Living Large, Giving Big

© Patrick M. Rose, Save the Manatee Club© Patrick M. Rose, Save the Manatee Club

Last year was the worst on record for manatees, with 416 reported manatee deaths. At least 86 of these gentle, slow moving mammals were killed by boat strikes, making it the second highest mortality from watercraft collisions ever recorded.

Like their close relatives elephants, Manatees are completely herbivorous. They eat aquatic plants, grazing for food along water bottoms and on the surface, powered by a flat, paddle shaped tail. Their faces are wrinkled, with whiskers on the snout. Most of their time is spent eating, resting, and traveling through shallow, slow-moving rivers, estuaries, saltwater bays, canals and coastal areas.

Big, if not, to most eyes, beautiful, the average adult manatee is over nine feet long, and weighs 800-1,200 pounds. A migratory species, manatees are concentrated in Florida during winter, but during summer months they can be found as far west as Texas and as far north as Virginia. Summer sightings in Alabama, Georgia and South Carolina are common.
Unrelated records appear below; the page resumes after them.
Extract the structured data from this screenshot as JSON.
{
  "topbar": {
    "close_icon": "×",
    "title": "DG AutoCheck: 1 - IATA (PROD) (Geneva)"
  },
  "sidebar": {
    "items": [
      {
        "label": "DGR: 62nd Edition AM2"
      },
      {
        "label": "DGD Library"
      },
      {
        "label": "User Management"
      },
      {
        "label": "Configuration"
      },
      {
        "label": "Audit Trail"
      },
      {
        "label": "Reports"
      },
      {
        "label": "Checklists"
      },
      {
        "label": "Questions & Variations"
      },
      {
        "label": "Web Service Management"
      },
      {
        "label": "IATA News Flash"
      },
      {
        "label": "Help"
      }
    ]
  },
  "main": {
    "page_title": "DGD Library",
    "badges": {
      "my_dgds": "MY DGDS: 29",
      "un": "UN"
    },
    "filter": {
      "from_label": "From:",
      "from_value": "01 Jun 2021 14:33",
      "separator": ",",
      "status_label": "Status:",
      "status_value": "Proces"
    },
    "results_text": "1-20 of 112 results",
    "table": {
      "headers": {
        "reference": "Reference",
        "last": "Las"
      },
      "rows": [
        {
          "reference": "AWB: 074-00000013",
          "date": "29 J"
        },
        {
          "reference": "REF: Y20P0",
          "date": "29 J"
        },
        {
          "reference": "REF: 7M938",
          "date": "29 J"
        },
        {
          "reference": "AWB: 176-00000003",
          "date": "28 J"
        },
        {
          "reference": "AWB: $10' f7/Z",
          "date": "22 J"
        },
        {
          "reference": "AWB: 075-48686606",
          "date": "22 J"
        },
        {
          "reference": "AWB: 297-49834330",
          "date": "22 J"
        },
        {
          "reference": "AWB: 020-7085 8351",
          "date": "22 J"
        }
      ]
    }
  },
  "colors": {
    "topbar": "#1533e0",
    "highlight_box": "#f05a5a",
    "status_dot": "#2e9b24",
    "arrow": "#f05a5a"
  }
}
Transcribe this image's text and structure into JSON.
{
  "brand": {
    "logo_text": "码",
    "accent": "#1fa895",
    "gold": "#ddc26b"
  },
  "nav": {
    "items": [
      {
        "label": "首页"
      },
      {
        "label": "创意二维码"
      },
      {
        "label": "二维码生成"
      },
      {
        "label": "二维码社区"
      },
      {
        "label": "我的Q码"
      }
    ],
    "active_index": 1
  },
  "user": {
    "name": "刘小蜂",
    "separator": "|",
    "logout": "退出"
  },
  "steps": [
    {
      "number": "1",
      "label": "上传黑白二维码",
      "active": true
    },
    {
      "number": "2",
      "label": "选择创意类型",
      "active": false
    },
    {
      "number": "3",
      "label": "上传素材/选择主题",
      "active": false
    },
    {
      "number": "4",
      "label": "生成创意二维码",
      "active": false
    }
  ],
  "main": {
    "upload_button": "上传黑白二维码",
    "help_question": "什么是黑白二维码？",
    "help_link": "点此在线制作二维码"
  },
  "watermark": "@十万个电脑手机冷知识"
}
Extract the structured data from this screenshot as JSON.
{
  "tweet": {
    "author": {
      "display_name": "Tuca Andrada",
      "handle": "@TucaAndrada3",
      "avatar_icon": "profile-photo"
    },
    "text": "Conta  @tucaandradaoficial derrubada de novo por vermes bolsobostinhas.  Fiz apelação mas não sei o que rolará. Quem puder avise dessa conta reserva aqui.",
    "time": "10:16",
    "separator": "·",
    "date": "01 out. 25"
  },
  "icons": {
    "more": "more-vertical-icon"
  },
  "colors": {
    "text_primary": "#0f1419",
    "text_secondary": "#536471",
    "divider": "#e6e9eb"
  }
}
The gentle giants have no natural enemies, and if they could only get away from people, it is believed they can live 60 years or more. Manatee mortalities tend to be human-related, especially from collisions with watercraft. Manatees also die from ingesting fish hooks, litter and monofilament line and from entanglement in crab trap lines. Some have been killed as a result of crushing or drowning in canal locks and flood control structures. Ultimately, loss of habitat is the most serious threat facing the West Indian manatees in the US. Listed as endangered by the U.S. Fish & Wildlife Service, there are only about 3,000 of them left.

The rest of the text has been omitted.